Fenghuang olur da Çin’in bu kısmına yolunuz düşerse uğramanızı tavsiye edeceğim masalsı bir kasaba. Bence bir gece iki gün yeterli. Ben iki gece kaldım ama ikinci günüm aynı yerleri yeniden yürümekle geçti. Fakat bu da insanlarla daha fazla zaman geçirmemi sağladı. Örneğin sokaklarda dolaşırken aile işletmesi olan bir fizyoterapi evine rastladım. Gerçekten ilginç bir deneyim oldu. Dükkanın önüne iskelet sistemi, omurga fotoğrafları koymuşlardı. Genç bir kız yanıma gelip büyükbabasının bel fıtığını tedavi ettiğini anlattı. Türk olduğumu öğrendiklerinde genelde yüzleri gülüyor. Ancak Türklere olan bu sempatileri asla fiyatlara indirim olarak yansımıyor. Büyükbaba 388 yuana tedavi ediyordu.
Evlerden birinde rastladığım turşu kaplarında suyun içinde saklanan yılanları da merak ederek sordum.
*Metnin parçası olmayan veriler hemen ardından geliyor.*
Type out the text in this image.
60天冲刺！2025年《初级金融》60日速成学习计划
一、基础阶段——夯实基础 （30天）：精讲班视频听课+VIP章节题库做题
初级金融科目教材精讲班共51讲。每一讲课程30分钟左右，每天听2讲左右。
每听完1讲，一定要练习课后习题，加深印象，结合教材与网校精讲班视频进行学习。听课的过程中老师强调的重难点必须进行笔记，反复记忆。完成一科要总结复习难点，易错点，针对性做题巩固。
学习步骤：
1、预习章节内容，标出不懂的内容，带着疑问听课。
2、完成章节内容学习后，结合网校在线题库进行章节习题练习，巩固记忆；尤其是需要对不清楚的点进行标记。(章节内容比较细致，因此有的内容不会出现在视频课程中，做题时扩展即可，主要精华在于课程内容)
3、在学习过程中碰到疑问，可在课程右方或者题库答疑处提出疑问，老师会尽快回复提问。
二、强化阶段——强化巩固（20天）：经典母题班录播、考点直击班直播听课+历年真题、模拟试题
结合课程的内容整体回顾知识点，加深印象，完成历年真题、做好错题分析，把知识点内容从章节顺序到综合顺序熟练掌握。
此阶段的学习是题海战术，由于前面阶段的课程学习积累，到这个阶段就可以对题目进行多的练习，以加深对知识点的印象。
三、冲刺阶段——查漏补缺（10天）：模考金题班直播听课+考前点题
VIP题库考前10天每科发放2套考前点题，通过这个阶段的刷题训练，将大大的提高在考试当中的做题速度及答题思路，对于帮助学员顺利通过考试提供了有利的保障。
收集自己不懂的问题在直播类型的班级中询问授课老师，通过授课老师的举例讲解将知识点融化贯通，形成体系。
Bu beyaz yılanları birçok hastalığa şifa olarak yediklerini söylediler. Şekerden, tansiyona, astıma, kalp hastalıklarına, akciğer, böbrek neredeyse tüm organları saydılar. Yani ölüme çare gibi bir şey ama yer miyiz? Teşekkürler, kalsın…
Gece sağanak yağmurun sesiyle nehir kenarındaki otelimde uyudum. Ertesi gün havaalanına giderken gelişimdeki kadar şanslı değildim. Ücreti paylaşacak kimsem yoktu. Bindiğim taksi otoyol yerine bizim E5 dediğimiz ücretsiz yolu kullandı. Yol üzerinde Miao köyünü gördüm. Burası Fenghuang’a yaklaşık on km mesafede. Aslında bölgeyi gezerken görülmesi tavsiye edilen yerlerden biriydi ama ben sadece dönüş yolunda aracın camından görebildim. İki günlük bu seyahatin anılarda yerini alan fotolarıyla yazıma noktayı koyayım.